FG seeks initial $10b to extend energy access to 90 million Nigerians.
The Federal Government of Nigeria is seeking an initial $10 billion from international funders to kickstart an energy transition plan, which is to extend energy access to 90 million Nigerians with solar panels and a doubling of gas power generation this decade. With this plan, it aims to lift 100 million out of poverty by 2030, bring energy access to the full population, and shift to cleaner energy sources. The plan was published on a purpose-built website and launched by Vice President Yemi Osinbajo during an online event which was supported by a number of non-governmental organizations (NGOs).
This plan is supported by Sustainable Energy for All, the Rockefeller Foundation, and the Global Energy Alliance for People and Planet. It aims to provide electricity to an estimated 90 million people who lack it by the end of the decade while also putting the country on a path to achieve net zero emissions by 2060. To deliver, Nigeria is relying on gas as a transition fuel. The government expects to significantly increase gas consumption during “the decade of gas” as declared by President Muhammadu Buhari.
Gas consumption set to double in the power sector in the 2020s.
Our government estimates the price tag at $410 billion by 2060. The vice president said, “For Africa, the problem of energy poverty is as important as our climate ambition. The current lack of power hurts livelihoods and destroys the dreams of hundreds of millions of young people.” Climate and energy experts welcomed high-level political attention on the issue. Some have criticized the government’s focus on gas, while oil and gas workers have complained that they had not been consulted. Of course, Nigerians who could afford it have been relying on polluting diesel and petrol generators as backup to frequent power outages. The government plans to end this by 2050 by massively expanding solar generation capacity.

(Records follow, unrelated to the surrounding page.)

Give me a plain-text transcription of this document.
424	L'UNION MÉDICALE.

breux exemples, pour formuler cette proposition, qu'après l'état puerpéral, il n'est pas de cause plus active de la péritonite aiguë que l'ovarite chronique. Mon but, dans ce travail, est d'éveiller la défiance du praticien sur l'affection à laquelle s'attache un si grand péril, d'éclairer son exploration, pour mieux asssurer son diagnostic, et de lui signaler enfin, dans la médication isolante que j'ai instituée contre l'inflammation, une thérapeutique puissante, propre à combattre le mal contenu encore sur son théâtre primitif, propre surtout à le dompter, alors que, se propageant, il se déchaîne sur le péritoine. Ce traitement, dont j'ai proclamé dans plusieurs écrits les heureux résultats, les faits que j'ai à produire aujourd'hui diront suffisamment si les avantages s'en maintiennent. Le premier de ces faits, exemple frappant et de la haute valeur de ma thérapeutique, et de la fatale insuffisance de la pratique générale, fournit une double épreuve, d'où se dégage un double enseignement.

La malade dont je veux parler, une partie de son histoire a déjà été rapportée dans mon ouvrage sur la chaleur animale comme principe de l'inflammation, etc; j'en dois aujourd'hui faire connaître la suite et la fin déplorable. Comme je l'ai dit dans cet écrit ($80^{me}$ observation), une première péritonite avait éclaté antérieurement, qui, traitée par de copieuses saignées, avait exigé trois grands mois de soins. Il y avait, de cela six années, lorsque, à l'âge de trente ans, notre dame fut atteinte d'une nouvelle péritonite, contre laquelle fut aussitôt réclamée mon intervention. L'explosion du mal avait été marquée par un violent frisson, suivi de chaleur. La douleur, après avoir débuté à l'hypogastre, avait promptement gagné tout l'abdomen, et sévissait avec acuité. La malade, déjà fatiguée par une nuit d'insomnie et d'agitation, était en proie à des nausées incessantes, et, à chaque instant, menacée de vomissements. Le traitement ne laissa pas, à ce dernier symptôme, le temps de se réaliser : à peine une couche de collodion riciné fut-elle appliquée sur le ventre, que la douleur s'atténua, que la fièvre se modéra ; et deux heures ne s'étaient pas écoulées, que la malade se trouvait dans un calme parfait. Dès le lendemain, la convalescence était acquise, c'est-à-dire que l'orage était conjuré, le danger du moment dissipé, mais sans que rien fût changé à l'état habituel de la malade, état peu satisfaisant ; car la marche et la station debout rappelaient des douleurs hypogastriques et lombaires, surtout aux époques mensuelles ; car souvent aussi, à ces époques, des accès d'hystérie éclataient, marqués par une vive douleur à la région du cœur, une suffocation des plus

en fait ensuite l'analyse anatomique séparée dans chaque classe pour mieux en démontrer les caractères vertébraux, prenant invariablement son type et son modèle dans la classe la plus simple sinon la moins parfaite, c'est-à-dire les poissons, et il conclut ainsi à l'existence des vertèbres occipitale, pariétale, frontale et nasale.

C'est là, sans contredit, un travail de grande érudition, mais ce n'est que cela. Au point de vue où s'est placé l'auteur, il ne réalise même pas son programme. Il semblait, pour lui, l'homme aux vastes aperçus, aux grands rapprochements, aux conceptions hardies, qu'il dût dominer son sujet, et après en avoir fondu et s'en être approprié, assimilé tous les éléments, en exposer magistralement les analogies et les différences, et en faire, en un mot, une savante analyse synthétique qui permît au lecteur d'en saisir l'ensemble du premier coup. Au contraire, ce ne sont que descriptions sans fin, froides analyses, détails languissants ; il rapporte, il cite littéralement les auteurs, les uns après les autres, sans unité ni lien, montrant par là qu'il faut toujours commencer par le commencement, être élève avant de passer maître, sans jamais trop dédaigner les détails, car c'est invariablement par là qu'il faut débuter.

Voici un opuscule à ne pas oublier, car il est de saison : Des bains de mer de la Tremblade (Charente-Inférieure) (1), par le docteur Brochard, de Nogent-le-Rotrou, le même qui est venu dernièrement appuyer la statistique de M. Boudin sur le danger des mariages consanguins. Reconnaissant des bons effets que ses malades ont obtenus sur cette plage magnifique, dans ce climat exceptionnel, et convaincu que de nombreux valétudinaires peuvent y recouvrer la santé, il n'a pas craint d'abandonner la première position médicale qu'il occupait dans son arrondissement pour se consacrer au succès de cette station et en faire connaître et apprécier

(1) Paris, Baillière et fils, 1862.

By 2060, it would replace all polluting cookstoves with electric or biogas ones and electrify 100 per cent of passenger vehicles. Gas consumption is set to double in the power sector in the 2020s. It will significantly increase in the cooking and industrial sectors before nearly phasing out by 2050. Oil and gas refining capacity will massively expand. Ovigwe Eguegu, a Nigerian policy adviser at the consultancy Development Reimagined, praised the government’s plan. “I think the energy transition agenda that the vice president is championing is rooted in the realities on the ground,” he said.
Gas power stations still rely on fossil fuel.
However, while gas power stations burn cleaner than household diesel generators, they still rely on fossil fuel, which generates greenhouse gas emissions. Carley Reynolds of Climate Analytics told Climate Home that “this is a missed opportunity for more ambitious near-term action.” It “risks Nigeria investing in stranded assets and locking into carbon-intensive infrastructure, when it should be investing in ever-cheaper renewables.” Vice President Yemi Osinbajo said he was seeking an initial $10 billion from other countries to support the plan.
This is along the lines of the package offered to help South Africa pivot away from coal. Coal is largely absent from Nigeria’s energy mix. Vice President Osinbajo departed Abuja on Wednesday, August 31, 2022, for the United States to seek global partnerships and support for Nigeria’s recently inaugurated Energy Transition Plan. Osinbajo is leading Nigeria’s Energy Transition Working Group (ETWG) on the US mission for meetings. The meetings, which starts on September 1, 2022, are to promote the plan and secure global support from the US government, the private sector, and other development partners.
Shifting to cleaner energy would create more jobs.
By 2030, the government anticipates 140,000 jobs in the oil and power sectors to be cut compared with 2020 levels. By 2050, that number would increase to 260,000 including job losses in the gas sector. But shifting to cleaner energy sources would overall create more jobs. It is estimated that 340,000 jobs will be created by 2030 and up to 840,000 by 2050. This will be largely in the power, transport and cooking sector. The general secretary of the Nigeria Union of Petroleum and Natural Gas Workers, Afolabi Olawale, told Climate Home that the union had not been properly engaged in discussions about the transition. He said, “You cannot make a plan without talking to those being impacted. We are finding it difficult to see how the plan will work.” He said the jobs that will be created involved different skills to oil work and no plan has been laid out to retrain those poised to lose their livelihoods.